I was heartened to read Bruce Willis’ words in defence of James Frey on the website www.contactmusic.com. Not many celebrities are going to risk coming to the defence of Mr. Frey, no matter what their private thoughts on the issue may be. Not a good idea to make Oprah mad at you.
Bruce Willis declared James Frey was unfairly attacked on Oprah’s show last month. "Look at what happened to James Frey, in the last two weeks,” said Willis. “That's (A Million Little Pieces-jhh) a great book and so is the follow-up book. (My Friend, Leonard.jhh)
"And just because his publisher chose to say that these were memoirs, it took it out of being a great work of fiction... to this guy having to go be sucker punched on by one of the most powerful woman, just to grind her own axe about it.
"Hey, Oprah. You had PRESIDENT CLINTON on your show and if this prick didn't lie about a couple of things, I'm going to set myself on fire right now.
"James Frey is a writer, OK? He can write about whatever he wants. It's fiction. It's just shameful how he was treated in some of these things," said Willis.
My own thoughts as both a reader and a writer: ‘A Million Little Pieces’ is a book, for Heaven's sake. And it apparently helped a lot of people. Consider a president who lied about weapons of mass destruction and thousands of people were killed or maimed as a result. A couple of thousand being American. He didn't take as much flack as James Frey is getting.
Memoirs are creative nonfiction. Some are more creative than others. A memoir is a book written from memory, and memory is subjective and selective. An author has not only a right, but an obligation to shape his outpourings into a readable book, and to enhance certain scenes for dramatic purpose. James Frey’s editor said they should have added a note to that effect. A disclaimer. They slipped up on that. Which tells me she suspected, if not knew there were embellishments. I think editors expect them in memoirs, but you won’t hear too many say so, especially now.

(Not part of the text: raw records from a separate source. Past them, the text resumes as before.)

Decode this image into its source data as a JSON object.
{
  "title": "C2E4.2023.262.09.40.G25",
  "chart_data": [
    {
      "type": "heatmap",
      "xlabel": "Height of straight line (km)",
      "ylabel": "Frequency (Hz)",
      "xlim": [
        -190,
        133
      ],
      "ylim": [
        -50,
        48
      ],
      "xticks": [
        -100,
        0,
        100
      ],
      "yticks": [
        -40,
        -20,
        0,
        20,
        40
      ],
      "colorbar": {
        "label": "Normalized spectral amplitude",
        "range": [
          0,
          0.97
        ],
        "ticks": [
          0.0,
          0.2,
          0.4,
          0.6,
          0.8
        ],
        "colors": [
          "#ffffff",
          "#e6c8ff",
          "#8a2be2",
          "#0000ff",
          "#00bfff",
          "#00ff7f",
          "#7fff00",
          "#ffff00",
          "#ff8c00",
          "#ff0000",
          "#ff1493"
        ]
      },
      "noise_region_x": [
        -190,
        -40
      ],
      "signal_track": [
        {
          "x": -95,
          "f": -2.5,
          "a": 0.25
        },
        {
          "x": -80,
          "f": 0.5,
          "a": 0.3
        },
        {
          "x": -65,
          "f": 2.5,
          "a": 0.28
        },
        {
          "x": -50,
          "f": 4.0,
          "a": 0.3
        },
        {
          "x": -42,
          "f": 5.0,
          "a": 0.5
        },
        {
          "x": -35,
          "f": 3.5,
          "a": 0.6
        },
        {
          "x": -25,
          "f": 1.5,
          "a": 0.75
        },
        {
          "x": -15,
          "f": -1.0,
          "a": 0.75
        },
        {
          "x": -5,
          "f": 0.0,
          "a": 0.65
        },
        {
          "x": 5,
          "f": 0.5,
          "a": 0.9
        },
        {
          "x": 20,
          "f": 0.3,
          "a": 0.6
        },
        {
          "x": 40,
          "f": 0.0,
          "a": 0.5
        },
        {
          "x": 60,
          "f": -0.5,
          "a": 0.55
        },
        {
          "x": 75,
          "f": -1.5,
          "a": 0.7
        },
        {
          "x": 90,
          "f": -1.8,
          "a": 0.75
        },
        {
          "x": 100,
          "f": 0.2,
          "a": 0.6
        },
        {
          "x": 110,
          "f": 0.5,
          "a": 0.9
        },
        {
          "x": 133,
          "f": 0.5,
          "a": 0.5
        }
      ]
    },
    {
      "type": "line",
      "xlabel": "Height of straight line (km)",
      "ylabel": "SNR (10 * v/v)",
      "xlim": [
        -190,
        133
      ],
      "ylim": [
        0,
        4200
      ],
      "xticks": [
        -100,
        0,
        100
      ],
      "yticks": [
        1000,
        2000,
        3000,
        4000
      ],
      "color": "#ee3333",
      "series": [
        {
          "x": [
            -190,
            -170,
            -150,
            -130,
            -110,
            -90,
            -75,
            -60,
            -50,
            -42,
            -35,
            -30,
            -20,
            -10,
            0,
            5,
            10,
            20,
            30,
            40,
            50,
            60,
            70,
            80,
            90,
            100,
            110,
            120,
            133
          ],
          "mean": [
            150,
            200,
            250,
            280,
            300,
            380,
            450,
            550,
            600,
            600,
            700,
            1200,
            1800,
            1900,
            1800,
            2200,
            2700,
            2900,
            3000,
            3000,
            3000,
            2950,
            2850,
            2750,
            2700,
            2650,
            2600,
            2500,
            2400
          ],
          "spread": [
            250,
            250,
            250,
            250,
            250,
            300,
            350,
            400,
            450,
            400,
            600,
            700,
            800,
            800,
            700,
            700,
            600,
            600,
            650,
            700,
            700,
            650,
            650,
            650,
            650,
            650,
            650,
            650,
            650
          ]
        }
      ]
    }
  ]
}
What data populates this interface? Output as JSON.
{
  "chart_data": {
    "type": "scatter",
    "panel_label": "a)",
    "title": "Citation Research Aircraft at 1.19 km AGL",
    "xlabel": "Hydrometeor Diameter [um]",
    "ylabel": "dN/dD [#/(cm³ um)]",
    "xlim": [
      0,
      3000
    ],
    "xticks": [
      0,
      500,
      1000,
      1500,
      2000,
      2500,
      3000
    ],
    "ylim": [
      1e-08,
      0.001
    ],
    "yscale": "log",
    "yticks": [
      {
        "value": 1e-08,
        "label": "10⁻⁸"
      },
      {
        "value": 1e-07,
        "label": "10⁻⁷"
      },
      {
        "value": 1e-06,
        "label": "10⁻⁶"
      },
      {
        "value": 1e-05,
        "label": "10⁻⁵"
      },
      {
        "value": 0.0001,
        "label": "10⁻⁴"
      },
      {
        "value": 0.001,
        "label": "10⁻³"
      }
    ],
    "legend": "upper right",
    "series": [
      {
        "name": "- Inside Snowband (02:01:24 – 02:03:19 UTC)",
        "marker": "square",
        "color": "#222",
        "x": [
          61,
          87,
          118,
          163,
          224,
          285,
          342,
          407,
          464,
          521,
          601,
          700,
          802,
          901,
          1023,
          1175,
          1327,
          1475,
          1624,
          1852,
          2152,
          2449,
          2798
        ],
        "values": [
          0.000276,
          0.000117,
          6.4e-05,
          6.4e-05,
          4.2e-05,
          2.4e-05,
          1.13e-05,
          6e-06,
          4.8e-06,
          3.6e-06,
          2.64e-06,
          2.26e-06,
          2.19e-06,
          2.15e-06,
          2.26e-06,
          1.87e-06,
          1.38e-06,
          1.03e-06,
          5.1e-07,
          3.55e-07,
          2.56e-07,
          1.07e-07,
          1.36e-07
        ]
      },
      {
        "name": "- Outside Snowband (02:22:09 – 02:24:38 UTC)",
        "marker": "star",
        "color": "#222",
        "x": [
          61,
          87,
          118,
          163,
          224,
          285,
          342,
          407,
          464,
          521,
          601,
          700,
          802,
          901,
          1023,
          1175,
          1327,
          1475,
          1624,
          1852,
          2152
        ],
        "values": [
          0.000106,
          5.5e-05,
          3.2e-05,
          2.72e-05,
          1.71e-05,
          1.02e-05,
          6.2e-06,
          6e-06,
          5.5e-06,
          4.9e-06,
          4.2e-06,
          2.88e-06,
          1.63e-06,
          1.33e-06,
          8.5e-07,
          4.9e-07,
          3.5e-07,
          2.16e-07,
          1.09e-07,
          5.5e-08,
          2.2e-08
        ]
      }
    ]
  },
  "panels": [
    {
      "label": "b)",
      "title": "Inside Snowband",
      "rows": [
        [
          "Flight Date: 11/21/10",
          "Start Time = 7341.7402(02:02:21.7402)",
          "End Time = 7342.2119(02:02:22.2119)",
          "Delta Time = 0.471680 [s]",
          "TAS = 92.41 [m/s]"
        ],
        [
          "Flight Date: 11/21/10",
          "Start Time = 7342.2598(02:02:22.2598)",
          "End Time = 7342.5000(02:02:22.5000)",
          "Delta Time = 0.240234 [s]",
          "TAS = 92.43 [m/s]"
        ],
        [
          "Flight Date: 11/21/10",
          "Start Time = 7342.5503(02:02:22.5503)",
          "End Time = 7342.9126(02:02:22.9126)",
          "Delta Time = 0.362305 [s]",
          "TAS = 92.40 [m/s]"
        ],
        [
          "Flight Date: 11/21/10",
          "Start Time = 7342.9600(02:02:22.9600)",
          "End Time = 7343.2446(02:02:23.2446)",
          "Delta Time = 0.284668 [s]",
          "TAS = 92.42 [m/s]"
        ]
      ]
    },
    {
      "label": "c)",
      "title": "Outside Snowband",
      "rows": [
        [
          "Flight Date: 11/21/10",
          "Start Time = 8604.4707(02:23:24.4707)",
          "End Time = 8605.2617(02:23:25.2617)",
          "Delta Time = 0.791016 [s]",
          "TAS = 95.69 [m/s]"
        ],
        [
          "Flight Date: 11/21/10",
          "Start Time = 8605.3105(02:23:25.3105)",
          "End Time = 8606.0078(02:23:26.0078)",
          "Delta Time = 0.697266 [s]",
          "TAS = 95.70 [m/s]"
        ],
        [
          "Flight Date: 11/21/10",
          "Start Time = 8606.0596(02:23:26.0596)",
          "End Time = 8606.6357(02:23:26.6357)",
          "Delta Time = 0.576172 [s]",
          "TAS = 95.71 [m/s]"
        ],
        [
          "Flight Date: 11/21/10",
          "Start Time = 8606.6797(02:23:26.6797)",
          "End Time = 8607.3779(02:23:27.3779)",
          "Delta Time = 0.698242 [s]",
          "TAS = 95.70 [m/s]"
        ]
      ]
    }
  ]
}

I don't believe very many memoirs would stand up to the harsh light of scrutiny that A Million Little Pieces has. I just finished reading Teacher Man by the brilliant memorist Frank McCourt, and I very much doubt Mr. McCourt recalls verbatim conversations with students that took place thirty years ago.
I believe James Frey will survive this dark time in his life (God knows he didn't need another) and I wish him well with his next book, and the one after that.